僕は、今度の戦隊モノのテーマ曲を作ったことを8歳、7歳、5歳の子供たちに自慢げに話して、一緒に会場に行った。
戦隊ショーが始まる前に、新しいヒーローと新しいテーマ曲が誕生したことを、司会のお姉さんが紹介した後に、「今日は、その新しいテーマ曲を歌ったお兄さんが来ていて、これから歌ってくれます」と言った。
何を間違えたのか、僕の隣に座っていた3人の我が子が目をキラキラとさせて僕の方を向いた。

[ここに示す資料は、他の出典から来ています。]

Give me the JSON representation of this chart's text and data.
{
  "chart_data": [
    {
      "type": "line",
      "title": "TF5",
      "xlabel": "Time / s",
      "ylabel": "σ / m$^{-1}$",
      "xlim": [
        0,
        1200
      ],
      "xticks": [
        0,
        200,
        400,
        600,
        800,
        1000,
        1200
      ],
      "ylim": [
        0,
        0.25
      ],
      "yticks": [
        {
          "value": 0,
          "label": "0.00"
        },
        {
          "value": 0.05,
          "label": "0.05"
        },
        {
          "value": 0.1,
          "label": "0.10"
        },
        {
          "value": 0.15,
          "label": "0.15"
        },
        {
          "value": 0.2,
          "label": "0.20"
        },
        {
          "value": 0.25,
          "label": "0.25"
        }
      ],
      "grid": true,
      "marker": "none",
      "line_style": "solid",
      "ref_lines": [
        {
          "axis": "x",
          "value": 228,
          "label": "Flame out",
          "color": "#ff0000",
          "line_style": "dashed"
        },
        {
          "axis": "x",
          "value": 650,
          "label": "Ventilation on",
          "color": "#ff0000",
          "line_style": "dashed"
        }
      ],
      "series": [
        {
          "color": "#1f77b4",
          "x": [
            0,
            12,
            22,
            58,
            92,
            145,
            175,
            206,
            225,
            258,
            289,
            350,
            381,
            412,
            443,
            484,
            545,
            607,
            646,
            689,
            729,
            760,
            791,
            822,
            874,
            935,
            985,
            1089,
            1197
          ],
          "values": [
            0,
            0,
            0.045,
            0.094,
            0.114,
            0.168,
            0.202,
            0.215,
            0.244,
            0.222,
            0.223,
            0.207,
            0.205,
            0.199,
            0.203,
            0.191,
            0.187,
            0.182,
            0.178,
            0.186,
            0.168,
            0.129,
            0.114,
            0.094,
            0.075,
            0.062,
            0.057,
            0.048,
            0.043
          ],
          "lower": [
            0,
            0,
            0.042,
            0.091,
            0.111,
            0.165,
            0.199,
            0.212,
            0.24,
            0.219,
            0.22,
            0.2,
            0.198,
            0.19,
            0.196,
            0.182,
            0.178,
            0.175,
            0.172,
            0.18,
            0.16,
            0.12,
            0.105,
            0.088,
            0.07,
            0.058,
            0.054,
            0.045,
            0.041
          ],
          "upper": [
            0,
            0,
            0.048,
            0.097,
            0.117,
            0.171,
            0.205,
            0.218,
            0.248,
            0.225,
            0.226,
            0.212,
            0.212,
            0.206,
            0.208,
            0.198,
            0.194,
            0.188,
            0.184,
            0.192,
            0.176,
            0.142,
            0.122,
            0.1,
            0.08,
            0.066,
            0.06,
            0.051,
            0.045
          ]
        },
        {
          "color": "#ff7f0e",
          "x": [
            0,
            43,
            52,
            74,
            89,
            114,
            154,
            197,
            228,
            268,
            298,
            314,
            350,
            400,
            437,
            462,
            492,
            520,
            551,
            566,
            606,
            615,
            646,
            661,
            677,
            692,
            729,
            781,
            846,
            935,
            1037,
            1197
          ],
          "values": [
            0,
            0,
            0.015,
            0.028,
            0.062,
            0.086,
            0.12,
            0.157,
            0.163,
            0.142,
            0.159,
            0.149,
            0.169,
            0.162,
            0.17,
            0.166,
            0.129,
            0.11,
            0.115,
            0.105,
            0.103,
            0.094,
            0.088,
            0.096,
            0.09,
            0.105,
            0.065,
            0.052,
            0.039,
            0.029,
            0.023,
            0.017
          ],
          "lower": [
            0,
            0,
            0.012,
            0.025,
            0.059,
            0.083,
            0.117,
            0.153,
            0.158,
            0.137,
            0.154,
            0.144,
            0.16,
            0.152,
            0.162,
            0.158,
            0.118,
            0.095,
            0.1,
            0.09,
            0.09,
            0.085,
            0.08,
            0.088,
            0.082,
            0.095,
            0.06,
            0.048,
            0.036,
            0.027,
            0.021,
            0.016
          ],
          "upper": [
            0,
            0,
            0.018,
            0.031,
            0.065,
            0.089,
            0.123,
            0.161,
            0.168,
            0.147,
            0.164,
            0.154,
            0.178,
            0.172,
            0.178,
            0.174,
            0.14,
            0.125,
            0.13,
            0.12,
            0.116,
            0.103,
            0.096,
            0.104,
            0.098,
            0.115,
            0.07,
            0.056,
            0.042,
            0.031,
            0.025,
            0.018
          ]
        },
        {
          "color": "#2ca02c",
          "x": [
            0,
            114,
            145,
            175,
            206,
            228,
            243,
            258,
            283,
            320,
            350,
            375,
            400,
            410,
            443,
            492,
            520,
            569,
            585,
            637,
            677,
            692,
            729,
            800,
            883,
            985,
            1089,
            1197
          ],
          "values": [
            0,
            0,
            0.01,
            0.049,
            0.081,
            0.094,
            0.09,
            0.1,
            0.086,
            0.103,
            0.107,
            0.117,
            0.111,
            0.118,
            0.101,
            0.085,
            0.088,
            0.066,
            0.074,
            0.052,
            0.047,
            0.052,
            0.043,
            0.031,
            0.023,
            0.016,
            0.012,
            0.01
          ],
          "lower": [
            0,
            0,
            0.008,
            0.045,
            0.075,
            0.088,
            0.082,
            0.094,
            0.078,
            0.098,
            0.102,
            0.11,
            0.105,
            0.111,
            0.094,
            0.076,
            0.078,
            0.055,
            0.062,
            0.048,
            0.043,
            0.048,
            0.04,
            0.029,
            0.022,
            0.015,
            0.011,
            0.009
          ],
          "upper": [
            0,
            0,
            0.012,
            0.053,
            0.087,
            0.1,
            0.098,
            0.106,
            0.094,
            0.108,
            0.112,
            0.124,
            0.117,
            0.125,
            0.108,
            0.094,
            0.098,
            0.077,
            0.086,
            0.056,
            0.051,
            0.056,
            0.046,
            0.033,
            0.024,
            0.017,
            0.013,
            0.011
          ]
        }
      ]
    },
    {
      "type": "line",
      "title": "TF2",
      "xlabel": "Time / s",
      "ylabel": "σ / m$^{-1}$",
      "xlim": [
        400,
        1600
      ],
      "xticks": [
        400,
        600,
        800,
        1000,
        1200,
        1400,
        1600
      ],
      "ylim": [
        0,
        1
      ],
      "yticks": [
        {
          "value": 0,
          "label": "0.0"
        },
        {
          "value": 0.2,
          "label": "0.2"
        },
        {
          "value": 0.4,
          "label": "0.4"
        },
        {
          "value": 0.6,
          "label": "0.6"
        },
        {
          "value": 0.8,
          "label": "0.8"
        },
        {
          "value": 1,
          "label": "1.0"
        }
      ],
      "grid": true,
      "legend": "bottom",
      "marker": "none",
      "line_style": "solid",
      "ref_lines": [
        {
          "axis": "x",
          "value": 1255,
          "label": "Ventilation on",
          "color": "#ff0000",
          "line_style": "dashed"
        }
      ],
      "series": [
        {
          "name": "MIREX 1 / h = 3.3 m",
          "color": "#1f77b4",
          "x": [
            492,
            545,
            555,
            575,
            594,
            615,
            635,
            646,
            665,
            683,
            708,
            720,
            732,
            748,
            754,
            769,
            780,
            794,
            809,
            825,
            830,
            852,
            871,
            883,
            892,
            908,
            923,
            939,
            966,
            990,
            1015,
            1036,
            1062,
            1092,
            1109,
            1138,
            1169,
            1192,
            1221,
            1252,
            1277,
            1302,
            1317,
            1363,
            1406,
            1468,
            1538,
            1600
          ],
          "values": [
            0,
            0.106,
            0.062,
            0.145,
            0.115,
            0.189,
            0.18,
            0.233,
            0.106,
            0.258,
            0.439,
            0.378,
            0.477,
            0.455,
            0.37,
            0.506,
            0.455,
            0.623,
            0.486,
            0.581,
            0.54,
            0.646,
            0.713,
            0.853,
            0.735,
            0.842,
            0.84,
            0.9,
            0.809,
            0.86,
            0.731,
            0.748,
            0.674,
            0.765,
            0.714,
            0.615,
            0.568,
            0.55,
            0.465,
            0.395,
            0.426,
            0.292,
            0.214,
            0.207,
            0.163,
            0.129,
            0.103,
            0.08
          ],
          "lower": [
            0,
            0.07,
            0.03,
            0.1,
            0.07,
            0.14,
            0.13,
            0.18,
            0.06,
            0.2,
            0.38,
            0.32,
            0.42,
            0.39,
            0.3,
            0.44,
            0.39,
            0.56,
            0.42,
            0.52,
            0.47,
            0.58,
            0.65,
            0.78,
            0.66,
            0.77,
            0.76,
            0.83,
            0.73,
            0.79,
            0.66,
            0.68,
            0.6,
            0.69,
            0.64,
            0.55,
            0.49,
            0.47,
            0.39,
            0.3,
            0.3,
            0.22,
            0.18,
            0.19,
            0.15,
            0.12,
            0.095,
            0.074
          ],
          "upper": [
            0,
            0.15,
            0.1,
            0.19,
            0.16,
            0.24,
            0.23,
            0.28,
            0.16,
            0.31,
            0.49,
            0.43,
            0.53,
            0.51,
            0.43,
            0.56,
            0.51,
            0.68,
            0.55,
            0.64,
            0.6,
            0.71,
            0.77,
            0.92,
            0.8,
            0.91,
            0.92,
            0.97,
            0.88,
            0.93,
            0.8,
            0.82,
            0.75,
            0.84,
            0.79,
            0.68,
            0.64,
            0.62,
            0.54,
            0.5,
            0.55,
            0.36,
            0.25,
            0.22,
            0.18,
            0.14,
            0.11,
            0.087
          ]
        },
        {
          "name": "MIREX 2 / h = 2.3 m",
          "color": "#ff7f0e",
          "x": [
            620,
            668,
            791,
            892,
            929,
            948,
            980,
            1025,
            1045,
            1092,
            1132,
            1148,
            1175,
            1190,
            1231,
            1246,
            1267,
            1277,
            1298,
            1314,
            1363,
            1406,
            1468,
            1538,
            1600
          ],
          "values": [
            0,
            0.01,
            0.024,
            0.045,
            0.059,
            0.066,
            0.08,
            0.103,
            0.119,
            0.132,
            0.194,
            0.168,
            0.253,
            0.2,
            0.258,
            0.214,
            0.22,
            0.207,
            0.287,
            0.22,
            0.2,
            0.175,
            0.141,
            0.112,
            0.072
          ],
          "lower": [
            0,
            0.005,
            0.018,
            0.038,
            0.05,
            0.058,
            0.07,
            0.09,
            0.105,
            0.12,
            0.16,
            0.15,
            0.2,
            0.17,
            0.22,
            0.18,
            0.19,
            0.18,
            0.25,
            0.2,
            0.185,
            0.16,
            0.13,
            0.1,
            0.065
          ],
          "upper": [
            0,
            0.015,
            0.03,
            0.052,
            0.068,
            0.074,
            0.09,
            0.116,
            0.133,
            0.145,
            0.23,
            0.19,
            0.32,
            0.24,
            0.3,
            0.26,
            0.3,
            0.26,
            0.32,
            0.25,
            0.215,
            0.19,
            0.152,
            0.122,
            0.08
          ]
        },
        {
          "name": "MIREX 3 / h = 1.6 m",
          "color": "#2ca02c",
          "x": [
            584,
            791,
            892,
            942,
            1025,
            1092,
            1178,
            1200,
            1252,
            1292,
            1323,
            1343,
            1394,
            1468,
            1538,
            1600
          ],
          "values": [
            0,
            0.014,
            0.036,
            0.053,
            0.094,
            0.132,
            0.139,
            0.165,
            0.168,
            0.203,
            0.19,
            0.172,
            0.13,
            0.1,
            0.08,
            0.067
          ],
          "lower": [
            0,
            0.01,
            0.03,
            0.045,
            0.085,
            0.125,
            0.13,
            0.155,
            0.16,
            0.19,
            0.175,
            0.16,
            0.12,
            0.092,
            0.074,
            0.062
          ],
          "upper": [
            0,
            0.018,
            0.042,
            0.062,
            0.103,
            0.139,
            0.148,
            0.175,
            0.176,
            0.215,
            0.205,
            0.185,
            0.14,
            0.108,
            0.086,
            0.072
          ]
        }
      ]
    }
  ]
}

僕は、違う違う、と手を横に振ったが、子供たちのキラキラが止まらない。
「これはやばいぞ」と思っていた時だった。
「歌手の北原拓さんです、どうぞ」
お姉さんの声と一緒に、ステージの袖からマイクを持った北原さんが登場すると、僕の書いたばかりの曲のイントロが流れた。
それを見た時の子供たちの落胆の顔は、一生忘れない。
09 ファイティングポ-ズ フラッシュマン!
超新星フラッシュマンのエンディングテーマ
10 ドリーミング・A・GO-GO
KEEP ON DREAMING で使ったAKAIのサンプラーで、色々な「Brrr!」を録音して作った。これも、さまざまなSEを使っている。
11 ドリーミング・A・GO-GO 2
ビックリマンオープニングテーマのロングバージョン
12 ファイティングポ-ズ フラッシュマン!2
超新星フラッシュマンのエンディングテーマの2
13 あなたのエンジェル
さて、誰か、アイドルの人に書いた曲だと思うのだが、誰に書いたのか、記録にも残っていないし、覚えていない。でも、わかりやすい曲になっている。
14 愛 もう一度
次の曲が上田正樹さん用に書いた「おまえはとてもWONDERFUL」なので、多分、この曲も上田正樹さん用に書いたのだと思う。静かだが、ピアノのアレンジがかっこいい、とてもいい曲だ。
15 おまえはとてもWONDERFUL
というわけで、結局約10年後に自分で歌ったこの曲は、この時に上田さんに書いた曲だったというわけだ。このデモはアレンジも含めて、とてもかっこいい。
16 ジャックナイフの夏
ご存じ堀ちえみさんに提供した曲。アイドル用の曲ということを知りながらも、この曲特有の出だしの歌い方や、サビのサックスのフレーズなど、かっこいい要素を入れ込んだのだが、逆にアイドルだからということだろうか、堀ちえみさんのCDには、その辺は生かされていない。
17 太陽 NO.1
この後に僕が挑戦する「予感」のラテンの雰囲気が満載の曲。「ジャックナイフの夏」のカプリング曲。